Another nice thing about using a list comprehension for this task is that if the pattern match fails (that is, it meets a Nothing) it just moves on to the next element in ms,^[2] thus avoiding the need of explicitly handling each constructor with alternate function definitions.

[edit] Other places

There are a few other situations in which patterns can be used that we'll meet later on.
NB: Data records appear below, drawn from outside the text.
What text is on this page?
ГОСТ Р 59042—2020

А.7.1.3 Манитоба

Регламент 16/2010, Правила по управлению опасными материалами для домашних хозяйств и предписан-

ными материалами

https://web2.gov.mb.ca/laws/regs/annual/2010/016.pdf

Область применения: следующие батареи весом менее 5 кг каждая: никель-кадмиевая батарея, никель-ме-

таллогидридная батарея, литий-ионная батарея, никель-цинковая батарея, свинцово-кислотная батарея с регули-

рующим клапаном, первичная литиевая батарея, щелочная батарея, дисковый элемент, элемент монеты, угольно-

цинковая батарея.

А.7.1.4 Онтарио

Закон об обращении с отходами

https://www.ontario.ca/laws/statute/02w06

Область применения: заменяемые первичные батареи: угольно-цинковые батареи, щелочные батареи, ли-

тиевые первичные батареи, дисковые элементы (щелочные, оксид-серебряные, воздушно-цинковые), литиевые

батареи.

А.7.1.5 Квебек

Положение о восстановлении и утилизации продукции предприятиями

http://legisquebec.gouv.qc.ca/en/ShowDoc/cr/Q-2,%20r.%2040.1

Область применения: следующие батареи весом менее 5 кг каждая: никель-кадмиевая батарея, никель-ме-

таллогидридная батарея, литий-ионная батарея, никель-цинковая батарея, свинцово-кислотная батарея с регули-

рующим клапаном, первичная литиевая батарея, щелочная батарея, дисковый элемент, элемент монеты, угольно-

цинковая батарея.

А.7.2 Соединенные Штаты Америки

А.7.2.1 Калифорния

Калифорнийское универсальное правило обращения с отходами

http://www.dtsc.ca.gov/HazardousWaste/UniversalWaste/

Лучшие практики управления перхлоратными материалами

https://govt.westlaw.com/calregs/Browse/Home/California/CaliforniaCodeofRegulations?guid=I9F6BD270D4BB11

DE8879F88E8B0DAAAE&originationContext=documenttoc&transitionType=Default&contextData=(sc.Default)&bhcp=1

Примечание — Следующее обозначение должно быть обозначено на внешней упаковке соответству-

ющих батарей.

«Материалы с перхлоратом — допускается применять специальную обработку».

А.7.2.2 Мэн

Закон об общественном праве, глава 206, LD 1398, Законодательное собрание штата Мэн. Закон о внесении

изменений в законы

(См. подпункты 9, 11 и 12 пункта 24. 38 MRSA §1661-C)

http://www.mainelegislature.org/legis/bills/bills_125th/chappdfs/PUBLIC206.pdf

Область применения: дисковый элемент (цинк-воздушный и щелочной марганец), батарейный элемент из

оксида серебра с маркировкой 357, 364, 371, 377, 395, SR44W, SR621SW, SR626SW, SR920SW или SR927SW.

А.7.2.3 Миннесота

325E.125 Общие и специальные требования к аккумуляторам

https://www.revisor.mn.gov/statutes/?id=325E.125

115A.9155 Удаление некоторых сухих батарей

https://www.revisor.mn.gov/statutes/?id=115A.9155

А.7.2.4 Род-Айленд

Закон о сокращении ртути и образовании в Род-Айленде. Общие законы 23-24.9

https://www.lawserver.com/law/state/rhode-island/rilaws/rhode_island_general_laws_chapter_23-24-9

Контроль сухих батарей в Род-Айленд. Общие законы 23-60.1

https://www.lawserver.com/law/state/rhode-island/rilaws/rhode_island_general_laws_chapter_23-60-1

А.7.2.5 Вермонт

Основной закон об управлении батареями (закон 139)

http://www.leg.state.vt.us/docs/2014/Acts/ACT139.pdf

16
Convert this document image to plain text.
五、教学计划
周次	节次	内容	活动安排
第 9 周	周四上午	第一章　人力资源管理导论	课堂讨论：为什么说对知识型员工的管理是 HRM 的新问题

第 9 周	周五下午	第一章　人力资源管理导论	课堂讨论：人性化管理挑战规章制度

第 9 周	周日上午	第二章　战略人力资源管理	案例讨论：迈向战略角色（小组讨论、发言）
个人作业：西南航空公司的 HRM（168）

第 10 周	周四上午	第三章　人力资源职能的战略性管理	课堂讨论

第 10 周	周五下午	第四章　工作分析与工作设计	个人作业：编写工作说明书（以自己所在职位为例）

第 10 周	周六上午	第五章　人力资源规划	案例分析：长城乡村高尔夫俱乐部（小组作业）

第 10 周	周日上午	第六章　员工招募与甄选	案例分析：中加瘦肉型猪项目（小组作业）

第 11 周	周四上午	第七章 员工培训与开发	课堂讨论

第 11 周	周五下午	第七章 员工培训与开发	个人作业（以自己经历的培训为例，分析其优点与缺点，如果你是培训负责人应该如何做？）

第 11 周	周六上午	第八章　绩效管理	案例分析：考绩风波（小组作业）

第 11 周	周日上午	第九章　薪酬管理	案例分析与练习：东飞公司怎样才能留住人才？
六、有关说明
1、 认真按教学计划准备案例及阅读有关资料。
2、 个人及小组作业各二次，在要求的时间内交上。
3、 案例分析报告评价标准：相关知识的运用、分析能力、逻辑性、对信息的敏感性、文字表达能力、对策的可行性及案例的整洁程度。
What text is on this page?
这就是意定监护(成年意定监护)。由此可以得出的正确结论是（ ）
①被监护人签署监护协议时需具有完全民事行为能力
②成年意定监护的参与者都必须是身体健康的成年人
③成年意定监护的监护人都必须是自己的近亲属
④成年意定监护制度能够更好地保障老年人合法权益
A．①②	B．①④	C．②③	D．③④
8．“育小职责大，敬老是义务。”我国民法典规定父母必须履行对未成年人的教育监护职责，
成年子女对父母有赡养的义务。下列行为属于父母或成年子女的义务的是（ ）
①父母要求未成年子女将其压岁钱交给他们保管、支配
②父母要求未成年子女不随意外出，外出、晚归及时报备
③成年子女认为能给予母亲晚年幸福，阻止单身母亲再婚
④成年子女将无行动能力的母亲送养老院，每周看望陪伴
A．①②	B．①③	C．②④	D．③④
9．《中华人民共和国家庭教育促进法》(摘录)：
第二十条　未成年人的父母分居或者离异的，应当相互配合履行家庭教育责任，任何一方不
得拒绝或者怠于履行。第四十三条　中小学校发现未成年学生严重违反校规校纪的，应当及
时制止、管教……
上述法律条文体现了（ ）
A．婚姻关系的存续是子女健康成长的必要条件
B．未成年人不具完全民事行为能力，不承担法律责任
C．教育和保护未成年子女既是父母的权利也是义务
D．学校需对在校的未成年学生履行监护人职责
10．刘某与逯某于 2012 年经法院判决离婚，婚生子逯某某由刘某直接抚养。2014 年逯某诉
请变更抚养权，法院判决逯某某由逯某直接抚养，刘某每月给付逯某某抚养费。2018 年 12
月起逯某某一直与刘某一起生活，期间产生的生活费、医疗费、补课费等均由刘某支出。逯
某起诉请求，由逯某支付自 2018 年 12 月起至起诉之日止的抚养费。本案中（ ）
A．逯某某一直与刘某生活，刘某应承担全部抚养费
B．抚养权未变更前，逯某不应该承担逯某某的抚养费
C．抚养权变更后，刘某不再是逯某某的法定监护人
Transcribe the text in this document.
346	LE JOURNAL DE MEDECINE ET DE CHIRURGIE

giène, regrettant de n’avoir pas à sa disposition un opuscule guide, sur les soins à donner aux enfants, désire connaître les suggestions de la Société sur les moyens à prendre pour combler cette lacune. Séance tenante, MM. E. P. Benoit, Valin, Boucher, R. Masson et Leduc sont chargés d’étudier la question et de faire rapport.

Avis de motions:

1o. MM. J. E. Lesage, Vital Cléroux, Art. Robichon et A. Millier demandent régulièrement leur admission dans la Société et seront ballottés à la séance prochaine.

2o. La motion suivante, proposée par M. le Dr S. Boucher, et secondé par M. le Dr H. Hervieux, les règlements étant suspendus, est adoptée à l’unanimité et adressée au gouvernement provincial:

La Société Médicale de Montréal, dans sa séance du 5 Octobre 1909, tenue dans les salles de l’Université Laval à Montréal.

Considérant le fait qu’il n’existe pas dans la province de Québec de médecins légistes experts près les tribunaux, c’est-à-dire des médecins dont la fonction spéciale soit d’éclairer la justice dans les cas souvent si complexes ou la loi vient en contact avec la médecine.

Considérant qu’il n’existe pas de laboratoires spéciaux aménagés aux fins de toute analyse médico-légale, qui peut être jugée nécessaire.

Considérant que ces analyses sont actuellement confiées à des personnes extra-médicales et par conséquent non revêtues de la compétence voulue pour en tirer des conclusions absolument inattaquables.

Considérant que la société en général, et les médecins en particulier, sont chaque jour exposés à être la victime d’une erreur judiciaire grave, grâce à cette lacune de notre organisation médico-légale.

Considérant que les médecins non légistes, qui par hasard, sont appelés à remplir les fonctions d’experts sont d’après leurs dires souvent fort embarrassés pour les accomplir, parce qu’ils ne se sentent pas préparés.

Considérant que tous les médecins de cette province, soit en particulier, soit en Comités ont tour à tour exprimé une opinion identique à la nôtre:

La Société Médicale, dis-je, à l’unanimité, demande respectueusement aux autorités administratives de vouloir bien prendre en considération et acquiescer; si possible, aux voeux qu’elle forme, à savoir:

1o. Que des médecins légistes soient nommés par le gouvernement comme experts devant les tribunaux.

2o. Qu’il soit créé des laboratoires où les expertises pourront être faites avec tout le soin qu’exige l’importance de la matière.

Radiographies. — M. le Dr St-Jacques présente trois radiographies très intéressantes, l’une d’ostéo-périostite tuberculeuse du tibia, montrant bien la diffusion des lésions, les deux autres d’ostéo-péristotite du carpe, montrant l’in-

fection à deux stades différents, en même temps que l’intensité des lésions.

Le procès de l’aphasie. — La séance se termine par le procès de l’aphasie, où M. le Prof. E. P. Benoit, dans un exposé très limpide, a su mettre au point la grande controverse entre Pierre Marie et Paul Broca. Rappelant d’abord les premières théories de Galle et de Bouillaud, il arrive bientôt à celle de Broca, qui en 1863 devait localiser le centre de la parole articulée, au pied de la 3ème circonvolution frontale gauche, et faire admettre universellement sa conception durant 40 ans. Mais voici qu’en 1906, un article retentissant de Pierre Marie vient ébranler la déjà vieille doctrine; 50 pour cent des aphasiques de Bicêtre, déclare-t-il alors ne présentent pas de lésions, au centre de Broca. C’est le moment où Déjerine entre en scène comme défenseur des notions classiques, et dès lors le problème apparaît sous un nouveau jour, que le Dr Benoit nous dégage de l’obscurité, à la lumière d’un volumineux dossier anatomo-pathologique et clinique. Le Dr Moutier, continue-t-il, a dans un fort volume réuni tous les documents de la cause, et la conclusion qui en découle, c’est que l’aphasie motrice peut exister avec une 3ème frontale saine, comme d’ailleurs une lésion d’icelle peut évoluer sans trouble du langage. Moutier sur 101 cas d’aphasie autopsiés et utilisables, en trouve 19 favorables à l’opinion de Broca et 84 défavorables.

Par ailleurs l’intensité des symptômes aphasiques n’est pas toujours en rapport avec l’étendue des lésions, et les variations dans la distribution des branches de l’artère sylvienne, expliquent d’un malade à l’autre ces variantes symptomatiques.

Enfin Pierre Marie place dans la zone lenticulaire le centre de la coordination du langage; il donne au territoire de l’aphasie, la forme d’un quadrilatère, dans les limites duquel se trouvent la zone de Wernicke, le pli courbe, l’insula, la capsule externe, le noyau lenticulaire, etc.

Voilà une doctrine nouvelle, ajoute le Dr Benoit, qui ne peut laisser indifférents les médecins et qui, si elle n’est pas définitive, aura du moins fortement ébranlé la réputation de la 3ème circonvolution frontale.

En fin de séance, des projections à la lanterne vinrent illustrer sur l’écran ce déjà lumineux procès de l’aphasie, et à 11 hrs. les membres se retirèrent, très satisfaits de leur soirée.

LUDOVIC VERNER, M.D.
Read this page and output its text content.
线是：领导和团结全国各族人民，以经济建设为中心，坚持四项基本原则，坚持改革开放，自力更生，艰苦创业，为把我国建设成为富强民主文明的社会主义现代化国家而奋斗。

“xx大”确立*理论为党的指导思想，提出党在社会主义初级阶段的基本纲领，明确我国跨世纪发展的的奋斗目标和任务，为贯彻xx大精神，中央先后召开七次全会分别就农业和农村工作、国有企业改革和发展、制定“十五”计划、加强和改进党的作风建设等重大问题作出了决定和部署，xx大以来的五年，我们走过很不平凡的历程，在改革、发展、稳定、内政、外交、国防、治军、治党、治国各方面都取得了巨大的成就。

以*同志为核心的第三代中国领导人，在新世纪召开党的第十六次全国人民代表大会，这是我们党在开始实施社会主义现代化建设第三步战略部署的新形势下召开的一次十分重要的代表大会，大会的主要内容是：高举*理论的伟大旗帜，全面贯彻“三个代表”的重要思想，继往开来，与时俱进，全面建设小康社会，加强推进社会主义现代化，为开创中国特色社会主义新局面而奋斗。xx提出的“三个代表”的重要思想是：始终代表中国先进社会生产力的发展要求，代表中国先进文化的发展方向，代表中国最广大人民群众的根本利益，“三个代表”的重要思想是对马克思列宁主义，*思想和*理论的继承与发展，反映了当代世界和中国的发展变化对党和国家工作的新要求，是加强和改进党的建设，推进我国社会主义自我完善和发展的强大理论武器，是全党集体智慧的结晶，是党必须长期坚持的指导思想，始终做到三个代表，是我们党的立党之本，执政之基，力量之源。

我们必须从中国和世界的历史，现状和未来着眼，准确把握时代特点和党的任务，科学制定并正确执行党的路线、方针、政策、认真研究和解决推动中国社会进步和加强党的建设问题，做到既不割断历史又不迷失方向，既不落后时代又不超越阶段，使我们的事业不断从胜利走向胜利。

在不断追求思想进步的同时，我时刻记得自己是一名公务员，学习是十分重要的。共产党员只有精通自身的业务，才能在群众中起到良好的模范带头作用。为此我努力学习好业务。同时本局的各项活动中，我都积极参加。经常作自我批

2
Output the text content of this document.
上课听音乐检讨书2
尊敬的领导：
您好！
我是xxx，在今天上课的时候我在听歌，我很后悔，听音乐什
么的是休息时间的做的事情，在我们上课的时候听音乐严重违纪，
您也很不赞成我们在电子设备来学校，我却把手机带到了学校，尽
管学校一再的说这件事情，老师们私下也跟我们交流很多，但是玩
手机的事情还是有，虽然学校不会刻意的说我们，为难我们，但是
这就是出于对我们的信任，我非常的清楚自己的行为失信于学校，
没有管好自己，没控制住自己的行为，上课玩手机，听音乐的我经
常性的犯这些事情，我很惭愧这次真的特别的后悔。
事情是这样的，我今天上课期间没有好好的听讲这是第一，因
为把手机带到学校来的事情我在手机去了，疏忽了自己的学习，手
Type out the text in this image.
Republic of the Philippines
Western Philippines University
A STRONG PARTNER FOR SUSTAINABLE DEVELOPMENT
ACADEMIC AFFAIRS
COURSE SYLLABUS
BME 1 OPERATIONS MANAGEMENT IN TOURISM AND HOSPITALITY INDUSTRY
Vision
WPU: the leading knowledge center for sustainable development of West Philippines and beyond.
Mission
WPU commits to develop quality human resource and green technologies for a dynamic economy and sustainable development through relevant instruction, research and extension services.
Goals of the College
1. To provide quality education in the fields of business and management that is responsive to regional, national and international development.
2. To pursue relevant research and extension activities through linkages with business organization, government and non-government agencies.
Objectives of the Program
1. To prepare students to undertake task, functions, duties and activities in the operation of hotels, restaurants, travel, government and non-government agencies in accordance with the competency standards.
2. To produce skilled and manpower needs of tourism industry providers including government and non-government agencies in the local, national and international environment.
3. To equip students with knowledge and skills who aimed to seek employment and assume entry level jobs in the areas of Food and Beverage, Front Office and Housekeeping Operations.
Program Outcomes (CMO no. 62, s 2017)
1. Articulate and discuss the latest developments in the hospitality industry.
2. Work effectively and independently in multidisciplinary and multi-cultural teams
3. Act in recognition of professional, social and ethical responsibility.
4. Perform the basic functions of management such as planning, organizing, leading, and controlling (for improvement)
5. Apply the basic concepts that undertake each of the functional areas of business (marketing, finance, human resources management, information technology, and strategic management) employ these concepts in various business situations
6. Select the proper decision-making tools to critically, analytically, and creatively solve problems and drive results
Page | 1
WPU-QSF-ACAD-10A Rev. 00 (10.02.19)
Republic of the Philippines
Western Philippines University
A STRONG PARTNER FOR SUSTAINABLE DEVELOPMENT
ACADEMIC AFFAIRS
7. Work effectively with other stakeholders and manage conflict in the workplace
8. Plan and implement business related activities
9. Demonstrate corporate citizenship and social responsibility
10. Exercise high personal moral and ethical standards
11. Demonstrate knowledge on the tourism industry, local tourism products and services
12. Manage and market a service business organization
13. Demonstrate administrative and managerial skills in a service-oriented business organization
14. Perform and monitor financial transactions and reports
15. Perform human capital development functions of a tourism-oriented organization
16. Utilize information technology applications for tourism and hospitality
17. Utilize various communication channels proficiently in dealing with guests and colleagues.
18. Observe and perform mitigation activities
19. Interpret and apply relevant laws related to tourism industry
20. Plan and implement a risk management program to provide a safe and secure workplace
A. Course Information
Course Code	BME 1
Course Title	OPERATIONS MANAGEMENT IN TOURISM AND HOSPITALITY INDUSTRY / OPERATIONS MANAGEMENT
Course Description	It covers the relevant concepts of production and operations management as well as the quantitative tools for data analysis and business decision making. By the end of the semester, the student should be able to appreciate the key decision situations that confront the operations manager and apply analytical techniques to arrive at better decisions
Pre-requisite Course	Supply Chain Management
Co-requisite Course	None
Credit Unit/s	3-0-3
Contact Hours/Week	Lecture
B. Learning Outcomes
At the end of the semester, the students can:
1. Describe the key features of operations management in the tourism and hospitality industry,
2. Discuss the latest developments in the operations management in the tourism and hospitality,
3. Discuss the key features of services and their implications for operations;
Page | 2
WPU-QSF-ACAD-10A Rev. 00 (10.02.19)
Here's a list in case you're very eager already:

• where clauses, which are an alternative to let bindings;
• lambdas, which are anonymous function definitions;
• In p <- x assignments in do-blocks, p can be a pattern.
• Similarly, with let bindings in do-blocks, you can pattern match analogously to 'real' let bindings.

[edit] Notes

1. ↑ If you accidentally came here looking for regex pattern matching, you might be interested in looking at the Haskell Text.Regex library wrapper.
2. ↑ Advanced note for the curious: More formally, as list comprehensions are just the list monad, a failed pattern match invokes fail, which is the empty list in this case, and so gets ignored.